Hazardous chemicals: control and regulation in the European market
Hazardous chemicals: control and regulation in the European market
Herbert Bender and Philipp Eisenbarth
Weinheim, Germany: Wiley-VCH | 2007 | 397pp | ?70.00 (HB)|
ISBN 9783527315413
Reviewed by Paul Illing
For those involved in chemicals regulation in the industrial context this is a uniquely interesting book. It covers how European law is derived, the toxicology which lies behind the classification and labelling of chemicals, safety data sheet writing, notification of new substances at the European Community level and occupational hygiene. It emphasises how much the regulation in this area is EU derived. In terms of the EU legislation it contains all that a chemist in the chemicals industry would regularly use up until this year. It could be a veritable vade mecum.
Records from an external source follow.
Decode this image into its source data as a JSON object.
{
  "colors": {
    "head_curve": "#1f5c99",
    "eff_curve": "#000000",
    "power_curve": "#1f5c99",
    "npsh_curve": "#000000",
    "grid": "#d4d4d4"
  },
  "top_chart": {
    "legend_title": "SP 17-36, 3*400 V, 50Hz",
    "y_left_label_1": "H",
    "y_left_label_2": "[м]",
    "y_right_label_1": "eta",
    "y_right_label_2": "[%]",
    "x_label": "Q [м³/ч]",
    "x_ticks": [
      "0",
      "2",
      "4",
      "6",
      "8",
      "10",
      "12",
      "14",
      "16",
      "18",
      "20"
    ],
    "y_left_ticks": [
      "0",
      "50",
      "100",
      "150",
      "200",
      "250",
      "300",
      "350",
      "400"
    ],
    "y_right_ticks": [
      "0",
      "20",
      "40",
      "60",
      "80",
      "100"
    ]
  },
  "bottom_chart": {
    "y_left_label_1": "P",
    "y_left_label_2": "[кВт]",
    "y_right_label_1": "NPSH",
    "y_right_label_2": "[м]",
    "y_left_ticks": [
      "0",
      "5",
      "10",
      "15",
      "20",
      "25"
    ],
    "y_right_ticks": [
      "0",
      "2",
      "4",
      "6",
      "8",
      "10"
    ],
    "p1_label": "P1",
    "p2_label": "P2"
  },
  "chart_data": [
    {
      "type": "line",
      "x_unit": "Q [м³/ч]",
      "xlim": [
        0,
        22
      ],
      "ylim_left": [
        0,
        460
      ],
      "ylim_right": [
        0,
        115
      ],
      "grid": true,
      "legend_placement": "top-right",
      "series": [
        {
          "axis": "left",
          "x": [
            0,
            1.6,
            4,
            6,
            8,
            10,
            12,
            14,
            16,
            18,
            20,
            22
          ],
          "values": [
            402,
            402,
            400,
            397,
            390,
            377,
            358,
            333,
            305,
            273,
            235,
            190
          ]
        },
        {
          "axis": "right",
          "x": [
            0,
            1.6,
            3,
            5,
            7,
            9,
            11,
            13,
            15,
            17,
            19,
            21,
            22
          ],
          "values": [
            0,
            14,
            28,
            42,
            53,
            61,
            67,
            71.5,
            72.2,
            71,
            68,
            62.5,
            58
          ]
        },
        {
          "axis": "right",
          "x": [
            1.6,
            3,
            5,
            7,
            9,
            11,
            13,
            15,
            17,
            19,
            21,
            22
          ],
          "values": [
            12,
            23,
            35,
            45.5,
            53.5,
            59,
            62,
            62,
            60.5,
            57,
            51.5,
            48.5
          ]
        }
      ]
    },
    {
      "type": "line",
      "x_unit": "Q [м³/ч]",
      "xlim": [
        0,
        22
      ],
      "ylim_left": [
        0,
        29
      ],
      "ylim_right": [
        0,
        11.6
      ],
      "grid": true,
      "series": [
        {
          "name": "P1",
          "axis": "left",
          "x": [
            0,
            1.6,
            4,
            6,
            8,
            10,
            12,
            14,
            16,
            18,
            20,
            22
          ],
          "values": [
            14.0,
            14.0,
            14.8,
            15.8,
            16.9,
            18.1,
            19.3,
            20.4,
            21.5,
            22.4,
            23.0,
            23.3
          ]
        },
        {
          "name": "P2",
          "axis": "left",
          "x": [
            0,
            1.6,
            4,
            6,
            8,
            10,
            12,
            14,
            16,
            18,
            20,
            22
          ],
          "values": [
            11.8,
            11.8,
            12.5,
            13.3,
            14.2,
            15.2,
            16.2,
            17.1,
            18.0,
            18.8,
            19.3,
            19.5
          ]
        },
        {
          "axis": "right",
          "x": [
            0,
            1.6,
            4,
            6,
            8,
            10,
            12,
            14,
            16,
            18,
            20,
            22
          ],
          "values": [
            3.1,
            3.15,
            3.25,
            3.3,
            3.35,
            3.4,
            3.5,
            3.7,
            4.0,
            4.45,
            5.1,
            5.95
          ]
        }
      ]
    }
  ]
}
The book has problems. The wider contexts of consumer exposure and environmental pollution/effects on humans mediated via the environment are not covered in any detail. A significant number of chemicals named have not been given their normal English names (eg natriumcyanid for sodium cyanide, maleic acid anhydride for maleic anhydride, glycolmonoethylether for ethoxyethanol/ethylene glycol monoethyl ether), so knowledge of German nomenclature is useful. In addition, the book has very limited coverage of national legislation so that, although the relevant EU legislation is named, the UK legislation (Coshh, Chip, Claw, Nons, etc) is not. This limits its usefulness.
This is a valiant attempt to cover an important field. The attempt suffers from unlucky timing, inadequate language editing and a number of straightforward sub-editing errors. I hope the authors are not discouraged and produce a second edition once there is some experience with Reach and in time for the implementation of the UN Globally Harmonised System for classifying chemicals in the European Union.